REPUBLIKA.CO.ID, JAKARTA -- Dokter spesialis anak lulusan Universitas Indonesia (UI), dr I Gusti Ayu Nyoman Partiwi menekankan bahwa keberhasilan menyusui tidak hanya ditentukan oleh kondisi fisik ibu, tetapi juga bergantung pada faktor psikologis dan dukungan dari lingkungan terdekat. Dokter yang akrab disapa Tiwi itu menjelaskan bahwa dua hormon utama yang memengaruhi produksi ASI adalah prolaktin dan oksitosin.
"Prolaktin itu sudah ada sejak dalam kehamilan, diproduksi oleh plasenta sejak usia kandungan 16 minggu. Tapi yang perlu benar-benar dirawat adalah oksitosin, atau hormon cinta, yang sangat dipengaruhi oleh kondisi psikologis ibu," kata Tiwi dalam diskusi media di Jakarta Pusat, Sabtu (2/8/2025).

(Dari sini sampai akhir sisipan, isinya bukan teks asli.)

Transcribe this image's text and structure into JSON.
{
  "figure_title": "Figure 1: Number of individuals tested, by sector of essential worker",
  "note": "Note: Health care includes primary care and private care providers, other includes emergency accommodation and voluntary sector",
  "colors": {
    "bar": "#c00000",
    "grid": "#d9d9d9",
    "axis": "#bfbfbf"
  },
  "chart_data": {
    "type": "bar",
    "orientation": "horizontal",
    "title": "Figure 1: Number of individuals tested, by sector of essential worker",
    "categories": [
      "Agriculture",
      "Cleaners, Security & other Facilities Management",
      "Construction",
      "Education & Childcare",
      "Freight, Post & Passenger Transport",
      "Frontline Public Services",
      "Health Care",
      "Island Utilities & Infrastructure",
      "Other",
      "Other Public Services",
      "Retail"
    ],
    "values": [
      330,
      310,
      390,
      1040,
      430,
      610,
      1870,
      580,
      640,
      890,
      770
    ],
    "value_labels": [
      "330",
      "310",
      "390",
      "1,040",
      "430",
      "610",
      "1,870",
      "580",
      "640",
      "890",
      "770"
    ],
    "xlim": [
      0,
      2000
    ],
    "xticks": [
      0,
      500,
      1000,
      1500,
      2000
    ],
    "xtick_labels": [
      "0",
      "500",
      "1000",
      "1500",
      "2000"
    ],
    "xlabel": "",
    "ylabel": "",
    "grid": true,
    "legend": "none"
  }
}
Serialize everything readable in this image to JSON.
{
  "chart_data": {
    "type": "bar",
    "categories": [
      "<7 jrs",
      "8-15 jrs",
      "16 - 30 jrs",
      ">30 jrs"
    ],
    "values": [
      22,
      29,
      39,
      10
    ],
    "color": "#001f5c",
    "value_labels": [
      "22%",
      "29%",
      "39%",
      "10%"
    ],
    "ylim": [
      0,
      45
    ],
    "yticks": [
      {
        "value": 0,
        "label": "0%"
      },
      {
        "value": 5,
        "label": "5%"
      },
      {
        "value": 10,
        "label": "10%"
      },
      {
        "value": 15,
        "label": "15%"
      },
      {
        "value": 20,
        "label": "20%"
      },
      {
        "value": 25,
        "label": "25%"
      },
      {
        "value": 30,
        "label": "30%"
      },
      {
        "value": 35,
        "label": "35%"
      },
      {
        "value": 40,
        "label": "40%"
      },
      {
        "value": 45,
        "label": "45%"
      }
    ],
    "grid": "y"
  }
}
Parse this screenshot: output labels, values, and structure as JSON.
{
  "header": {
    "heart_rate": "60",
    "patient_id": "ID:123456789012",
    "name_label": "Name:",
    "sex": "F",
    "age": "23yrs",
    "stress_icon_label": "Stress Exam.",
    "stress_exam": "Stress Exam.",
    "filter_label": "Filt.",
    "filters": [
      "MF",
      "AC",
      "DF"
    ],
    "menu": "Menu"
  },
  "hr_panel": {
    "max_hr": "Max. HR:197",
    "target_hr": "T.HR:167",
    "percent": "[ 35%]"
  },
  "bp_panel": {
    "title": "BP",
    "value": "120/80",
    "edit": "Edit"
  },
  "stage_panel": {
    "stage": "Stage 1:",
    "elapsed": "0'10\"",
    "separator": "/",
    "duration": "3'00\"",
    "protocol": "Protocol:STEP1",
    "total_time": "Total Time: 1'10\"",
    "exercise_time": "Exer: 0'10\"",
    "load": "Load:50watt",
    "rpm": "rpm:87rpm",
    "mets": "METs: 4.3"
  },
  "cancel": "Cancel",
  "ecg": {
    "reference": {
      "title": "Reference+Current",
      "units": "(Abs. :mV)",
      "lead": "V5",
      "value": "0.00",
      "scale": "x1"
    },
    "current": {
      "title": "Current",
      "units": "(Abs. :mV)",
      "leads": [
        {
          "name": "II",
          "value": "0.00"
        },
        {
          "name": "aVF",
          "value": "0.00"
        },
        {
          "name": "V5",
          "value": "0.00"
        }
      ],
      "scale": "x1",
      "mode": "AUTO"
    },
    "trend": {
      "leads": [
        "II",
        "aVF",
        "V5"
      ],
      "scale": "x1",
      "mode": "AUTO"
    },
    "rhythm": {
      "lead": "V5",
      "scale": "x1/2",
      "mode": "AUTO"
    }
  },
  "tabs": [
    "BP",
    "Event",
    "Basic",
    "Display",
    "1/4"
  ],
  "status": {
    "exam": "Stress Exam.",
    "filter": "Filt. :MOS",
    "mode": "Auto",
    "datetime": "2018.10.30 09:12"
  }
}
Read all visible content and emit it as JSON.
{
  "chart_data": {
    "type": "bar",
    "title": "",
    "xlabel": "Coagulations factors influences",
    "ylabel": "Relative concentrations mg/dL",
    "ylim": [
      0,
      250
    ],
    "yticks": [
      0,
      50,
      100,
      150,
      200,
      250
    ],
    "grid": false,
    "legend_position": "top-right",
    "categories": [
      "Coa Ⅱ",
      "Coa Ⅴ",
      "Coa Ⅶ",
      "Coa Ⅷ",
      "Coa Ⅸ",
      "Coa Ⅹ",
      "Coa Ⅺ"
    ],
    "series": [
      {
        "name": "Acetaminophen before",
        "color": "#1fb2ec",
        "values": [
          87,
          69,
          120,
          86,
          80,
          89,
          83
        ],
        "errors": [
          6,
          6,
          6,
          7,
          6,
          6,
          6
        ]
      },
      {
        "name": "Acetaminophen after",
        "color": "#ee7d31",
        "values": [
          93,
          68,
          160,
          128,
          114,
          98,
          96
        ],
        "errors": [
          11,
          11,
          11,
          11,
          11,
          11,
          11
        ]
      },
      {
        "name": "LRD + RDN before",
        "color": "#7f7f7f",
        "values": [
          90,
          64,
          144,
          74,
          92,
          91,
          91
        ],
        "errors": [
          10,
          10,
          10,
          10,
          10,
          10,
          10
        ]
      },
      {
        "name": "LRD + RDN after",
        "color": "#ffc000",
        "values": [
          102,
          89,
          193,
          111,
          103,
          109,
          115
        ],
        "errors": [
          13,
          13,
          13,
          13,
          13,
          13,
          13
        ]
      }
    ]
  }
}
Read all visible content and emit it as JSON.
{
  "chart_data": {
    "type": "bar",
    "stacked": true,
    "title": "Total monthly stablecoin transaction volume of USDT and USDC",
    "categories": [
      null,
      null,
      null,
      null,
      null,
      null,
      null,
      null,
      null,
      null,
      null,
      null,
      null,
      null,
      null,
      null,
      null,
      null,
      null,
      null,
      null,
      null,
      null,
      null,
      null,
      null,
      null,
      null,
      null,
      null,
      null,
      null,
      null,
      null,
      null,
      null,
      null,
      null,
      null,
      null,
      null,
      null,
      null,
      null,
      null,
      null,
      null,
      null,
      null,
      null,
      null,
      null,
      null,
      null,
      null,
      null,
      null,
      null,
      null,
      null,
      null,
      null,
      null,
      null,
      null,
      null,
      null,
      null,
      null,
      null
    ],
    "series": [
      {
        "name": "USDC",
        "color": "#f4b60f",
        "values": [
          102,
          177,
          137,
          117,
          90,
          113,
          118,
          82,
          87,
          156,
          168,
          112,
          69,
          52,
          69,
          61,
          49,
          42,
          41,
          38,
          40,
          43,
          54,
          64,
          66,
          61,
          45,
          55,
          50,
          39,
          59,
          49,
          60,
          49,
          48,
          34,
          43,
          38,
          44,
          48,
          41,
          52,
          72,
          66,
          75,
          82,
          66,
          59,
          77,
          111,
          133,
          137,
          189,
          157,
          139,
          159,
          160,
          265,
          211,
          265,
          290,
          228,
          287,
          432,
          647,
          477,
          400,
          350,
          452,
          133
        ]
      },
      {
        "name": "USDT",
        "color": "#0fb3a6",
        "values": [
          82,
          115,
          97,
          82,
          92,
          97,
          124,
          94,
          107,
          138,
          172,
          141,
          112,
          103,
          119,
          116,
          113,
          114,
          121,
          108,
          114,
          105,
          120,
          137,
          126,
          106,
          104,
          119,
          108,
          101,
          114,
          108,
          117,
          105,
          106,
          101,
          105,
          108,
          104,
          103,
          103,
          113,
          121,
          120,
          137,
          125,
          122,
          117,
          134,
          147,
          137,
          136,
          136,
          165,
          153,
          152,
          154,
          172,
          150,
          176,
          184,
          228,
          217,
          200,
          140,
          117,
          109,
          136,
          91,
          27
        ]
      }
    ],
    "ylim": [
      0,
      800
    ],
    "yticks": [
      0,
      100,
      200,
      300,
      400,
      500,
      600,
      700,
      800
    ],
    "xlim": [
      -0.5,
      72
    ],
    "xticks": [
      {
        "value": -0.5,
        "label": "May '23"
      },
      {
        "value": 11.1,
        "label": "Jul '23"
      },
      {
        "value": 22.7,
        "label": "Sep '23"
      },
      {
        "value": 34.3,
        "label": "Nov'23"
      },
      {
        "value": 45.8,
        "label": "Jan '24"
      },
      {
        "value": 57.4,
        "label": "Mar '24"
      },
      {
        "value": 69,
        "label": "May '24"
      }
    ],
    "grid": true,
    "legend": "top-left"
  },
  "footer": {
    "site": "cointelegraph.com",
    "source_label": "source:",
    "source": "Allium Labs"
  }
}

Karena hormon oksitosin berpengaruh terhadap produksi ASI, ibu perlu merasa nyaman, diterima, dan didukung secara emosional, terutama pada masa menyusui.
Oleh karena itu, peran keluarga, suami, tenaga kesehatan, bahkan lingkungan rumah sakit sangat penting dalam menciptakan suasana yang mendukung, kata dokter yang tergabung dalam Ikatan Dokter Indonesia (IDI) dan Ikatan Dokter Anak Indonesia (IDAI) itu.
Dukungan ini sangat dibutuhkan terutama pada dua minggu pertama setelah persalinan, ketika bayi umumnya lebih sering terbangun dan menangis pada malam hari.
"Bukan berarti bayinya kurang ASI. Justru Tuhan sudah mengatur agar hormon prolaktin yang tinggi di malam hari membuat bayi terjaga. Karena itu, ibu harus dibantu agar tetap dekat dengan bayinya dan tidak terganggu emosinya," ujarnya.
Tiwi menambahkan, gangguan emosional pada ibu menyusui kerap kali muncul akibat kurangnya dukungan.
"Kalau kita mendukung ya, rumah sakit mendukung, perawat tidak cemberut dalam membantu, si bayi kalau menangis dibantu oleh suami dan keluarga, tidak dihakimi. Mudah-mudahan dengan begitu psikologis ibu akan lebih tenang dalam masa menyusui itu," katanya.